Details
A VERY RARE ENAMELLED GLASS VASE
IRON-RED QIANLONG FOUR-CHARACTER SEAL MARK AND OF THE PERIOD (1736-1795)

The tapered white glass body painted in famille rose enamels with an elaborate, yellow-roofed palace set in a continuous mountain summer landscape, the neck and shoulders with formal borders (tiny nicks to mouth rim)
5 in. (12.6 cm.) high

Lot Essay

In a study of this unusual vase, Hugh Moss explains that the piece compares very favourably to a large group of enamelled glass snuff bottles and other objects for the scholar's desk produced in Yangzhou at the end of the Qianlong reign and dates the vase from between 1770-1799 (noting that even after the Emperor abdicated, works of art produced for him continued to bear his reign mark).

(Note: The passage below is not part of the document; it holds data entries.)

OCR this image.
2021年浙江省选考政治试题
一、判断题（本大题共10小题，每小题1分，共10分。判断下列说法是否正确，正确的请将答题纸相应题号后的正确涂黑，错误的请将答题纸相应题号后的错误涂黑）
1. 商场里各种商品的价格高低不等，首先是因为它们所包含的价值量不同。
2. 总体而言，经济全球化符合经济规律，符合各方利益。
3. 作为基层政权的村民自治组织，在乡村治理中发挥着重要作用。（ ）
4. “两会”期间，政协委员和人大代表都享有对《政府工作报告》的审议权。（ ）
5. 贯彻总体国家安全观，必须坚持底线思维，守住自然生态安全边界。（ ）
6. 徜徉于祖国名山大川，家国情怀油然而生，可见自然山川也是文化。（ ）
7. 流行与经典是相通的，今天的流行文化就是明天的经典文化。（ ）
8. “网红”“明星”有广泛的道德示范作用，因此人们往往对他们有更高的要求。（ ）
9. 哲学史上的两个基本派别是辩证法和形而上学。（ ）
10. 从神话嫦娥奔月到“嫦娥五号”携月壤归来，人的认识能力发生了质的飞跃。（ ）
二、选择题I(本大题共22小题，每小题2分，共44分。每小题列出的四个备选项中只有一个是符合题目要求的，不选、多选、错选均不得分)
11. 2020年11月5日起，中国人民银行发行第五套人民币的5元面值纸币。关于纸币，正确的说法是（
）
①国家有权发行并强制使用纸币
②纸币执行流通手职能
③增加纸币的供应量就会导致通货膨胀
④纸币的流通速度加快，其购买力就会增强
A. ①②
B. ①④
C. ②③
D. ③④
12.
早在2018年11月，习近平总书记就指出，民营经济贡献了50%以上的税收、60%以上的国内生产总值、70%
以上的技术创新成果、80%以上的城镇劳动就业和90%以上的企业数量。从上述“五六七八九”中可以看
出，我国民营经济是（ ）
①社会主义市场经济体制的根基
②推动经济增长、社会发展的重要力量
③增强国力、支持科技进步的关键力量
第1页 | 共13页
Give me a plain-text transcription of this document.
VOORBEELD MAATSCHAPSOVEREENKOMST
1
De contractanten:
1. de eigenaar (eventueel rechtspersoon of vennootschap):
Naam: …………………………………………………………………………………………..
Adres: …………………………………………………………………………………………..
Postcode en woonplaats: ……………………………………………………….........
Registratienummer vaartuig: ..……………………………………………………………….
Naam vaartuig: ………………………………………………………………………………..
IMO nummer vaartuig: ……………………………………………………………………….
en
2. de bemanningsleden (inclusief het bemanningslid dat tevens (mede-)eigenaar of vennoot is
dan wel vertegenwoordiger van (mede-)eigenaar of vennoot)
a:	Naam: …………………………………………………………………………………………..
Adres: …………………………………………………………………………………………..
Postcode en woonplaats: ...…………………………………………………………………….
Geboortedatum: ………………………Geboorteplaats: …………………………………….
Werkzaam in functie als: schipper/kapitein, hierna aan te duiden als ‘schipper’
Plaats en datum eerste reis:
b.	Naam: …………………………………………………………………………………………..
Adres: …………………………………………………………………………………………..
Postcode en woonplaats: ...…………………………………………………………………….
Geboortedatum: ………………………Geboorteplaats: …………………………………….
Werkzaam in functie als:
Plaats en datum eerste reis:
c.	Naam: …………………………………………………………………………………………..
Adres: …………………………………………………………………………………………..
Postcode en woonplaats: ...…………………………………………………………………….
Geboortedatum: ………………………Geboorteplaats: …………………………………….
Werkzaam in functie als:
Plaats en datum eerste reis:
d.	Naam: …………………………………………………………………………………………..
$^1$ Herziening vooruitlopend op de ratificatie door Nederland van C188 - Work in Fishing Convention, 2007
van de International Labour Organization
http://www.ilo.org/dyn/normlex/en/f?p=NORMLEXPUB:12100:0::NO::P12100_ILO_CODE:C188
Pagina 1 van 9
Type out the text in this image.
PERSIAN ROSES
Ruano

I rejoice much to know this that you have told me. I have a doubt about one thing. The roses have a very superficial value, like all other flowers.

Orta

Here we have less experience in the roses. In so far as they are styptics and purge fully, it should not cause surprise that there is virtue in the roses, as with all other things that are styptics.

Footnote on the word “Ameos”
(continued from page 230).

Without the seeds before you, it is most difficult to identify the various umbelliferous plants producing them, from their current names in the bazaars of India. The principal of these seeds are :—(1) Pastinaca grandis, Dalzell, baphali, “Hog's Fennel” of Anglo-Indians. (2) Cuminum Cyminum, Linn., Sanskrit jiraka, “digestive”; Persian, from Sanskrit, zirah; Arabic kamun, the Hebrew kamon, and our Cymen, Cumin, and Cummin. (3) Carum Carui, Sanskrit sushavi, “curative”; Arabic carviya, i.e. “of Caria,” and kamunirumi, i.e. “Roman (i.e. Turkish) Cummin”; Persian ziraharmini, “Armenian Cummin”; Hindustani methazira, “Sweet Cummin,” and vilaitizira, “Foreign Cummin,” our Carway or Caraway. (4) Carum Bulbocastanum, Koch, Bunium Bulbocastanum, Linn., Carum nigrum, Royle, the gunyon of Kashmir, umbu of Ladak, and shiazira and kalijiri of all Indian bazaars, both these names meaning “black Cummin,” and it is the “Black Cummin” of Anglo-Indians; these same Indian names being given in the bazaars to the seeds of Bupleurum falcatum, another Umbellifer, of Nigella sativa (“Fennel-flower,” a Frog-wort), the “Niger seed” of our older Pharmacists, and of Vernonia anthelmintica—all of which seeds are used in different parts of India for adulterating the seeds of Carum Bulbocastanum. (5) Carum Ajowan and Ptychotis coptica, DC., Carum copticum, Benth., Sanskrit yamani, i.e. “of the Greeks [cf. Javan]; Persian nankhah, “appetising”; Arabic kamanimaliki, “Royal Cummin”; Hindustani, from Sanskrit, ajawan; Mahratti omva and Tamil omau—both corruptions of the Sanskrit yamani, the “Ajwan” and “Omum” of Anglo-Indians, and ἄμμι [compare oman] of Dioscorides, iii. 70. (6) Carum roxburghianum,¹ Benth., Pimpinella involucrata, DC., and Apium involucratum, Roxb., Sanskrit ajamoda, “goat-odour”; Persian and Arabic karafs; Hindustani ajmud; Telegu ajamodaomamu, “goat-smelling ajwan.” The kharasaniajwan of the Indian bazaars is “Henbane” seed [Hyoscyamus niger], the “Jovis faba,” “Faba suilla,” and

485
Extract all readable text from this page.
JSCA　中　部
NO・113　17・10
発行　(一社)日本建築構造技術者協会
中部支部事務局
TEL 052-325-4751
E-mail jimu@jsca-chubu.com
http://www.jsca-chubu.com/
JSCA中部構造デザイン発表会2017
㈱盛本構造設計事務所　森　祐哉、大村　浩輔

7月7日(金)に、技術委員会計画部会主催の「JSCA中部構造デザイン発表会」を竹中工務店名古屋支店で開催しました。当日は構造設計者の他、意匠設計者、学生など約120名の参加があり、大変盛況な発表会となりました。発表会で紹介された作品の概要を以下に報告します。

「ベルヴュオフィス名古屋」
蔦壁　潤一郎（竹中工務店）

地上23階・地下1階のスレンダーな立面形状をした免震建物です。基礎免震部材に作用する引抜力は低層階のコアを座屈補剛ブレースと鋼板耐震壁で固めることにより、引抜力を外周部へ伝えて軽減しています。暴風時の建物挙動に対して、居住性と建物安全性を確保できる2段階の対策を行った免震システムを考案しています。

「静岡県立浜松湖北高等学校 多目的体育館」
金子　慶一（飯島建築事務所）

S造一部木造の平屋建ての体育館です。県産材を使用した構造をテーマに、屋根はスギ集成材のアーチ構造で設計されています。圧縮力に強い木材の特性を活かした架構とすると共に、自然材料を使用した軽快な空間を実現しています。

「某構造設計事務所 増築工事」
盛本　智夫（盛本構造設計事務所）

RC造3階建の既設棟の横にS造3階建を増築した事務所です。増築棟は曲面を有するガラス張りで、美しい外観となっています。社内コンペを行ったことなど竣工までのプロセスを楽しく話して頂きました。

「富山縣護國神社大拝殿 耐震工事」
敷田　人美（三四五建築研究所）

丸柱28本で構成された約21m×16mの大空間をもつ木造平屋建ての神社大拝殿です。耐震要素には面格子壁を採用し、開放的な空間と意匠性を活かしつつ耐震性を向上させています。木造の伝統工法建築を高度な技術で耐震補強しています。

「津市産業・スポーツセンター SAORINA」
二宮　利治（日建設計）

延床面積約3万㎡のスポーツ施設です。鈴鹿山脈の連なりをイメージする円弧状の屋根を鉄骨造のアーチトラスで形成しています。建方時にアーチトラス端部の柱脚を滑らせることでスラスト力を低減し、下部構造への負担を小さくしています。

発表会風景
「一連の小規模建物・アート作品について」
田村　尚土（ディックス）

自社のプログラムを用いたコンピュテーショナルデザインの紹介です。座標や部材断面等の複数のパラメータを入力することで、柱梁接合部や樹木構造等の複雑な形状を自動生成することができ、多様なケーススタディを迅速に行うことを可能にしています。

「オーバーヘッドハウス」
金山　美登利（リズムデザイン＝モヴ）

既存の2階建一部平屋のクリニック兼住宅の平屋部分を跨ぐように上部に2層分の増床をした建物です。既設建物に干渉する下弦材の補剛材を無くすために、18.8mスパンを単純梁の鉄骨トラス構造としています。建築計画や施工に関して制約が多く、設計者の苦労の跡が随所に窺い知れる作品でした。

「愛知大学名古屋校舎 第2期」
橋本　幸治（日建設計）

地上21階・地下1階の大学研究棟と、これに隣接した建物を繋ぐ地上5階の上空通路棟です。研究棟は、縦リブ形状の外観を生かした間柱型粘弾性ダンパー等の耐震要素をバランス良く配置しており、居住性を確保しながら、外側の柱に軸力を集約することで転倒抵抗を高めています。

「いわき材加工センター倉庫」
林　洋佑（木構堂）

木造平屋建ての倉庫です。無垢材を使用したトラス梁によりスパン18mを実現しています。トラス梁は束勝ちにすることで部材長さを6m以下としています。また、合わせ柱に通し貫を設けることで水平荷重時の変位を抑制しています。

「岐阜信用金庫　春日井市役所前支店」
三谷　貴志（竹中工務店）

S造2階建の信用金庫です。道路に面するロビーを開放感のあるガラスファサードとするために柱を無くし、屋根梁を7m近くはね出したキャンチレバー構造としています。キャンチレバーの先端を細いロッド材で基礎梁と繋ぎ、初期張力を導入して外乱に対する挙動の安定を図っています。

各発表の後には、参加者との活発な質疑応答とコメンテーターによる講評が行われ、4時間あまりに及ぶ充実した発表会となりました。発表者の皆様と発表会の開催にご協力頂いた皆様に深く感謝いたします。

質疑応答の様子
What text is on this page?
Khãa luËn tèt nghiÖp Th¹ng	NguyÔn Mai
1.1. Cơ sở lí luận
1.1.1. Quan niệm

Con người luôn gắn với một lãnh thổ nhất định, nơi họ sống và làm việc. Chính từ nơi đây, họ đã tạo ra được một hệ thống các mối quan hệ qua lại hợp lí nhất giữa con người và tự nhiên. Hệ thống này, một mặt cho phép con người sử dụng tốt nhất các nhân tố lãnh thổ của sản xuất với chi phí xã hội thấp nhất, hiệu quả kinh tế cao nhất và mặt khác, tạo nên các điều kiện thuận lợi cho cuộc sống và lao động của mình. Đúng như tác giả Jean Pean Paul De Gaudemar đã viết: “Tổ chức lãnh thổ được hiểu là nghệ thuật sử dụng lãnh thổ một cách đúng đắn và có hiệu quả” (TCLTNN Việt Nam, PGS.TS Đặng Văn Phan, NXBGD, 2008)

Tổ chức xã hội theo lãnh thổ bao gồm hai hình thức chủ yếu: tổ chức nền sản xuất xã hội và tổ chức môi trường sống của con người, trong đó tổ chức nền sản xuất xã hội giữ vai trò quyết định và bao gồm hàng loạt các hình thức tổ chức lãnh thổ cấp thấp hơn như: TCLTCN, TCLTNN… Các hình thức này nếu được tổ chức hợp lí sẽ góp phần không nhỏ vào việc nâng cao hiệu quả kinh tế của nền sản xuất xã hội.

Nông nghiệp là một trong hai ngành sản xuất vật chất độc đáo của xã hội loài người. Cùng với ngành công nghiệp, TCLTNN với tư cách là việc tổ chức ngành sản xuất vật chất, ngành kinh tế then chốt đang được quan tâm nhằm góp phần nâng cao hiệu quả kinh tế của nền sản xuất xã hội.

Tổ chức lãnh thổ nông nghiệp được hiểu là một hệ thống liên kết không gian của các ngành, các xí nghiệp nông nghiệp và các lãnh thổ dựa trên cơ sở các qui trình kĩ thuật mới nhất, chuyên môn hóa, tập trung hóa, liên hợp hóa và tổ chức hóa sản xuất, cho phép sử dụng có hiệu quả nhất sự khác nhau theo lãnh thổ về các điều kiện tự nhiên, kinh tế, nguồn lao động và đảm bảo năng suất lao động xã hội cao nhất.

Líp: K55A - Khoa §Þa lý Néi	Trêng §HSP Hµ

Moss also notes that this category of enamelled glass objects with Qianlong marks relates closely to another group with Guyue xuan marks and date to the same period. For comparable enamelled glass snuff bottles, see Robert Kleiner, Treasure from the Sanctum of Enlightened Respect, Chinese Snuff Bottles from the Collection of Denis Low, Singapore, 1999, no. 20, for a bottle with related pavilions in landscape; and no. 21, for a bottle bearing a Guyeu xuan mark. See also Robert Kleiner, Chinese Snuff Bottles from the Collection of Mary and George Bloch, no. 20, where the enamels are quite similar in consistency; and in his British Museum exhibition catalogue, Chinese Snuff Bottles in the Collection of Mary and George Bloch, no. 36, for a bottle with an iron-red mark written in a similar style but in a single line; and no. 37, for a bottle with a related landscape.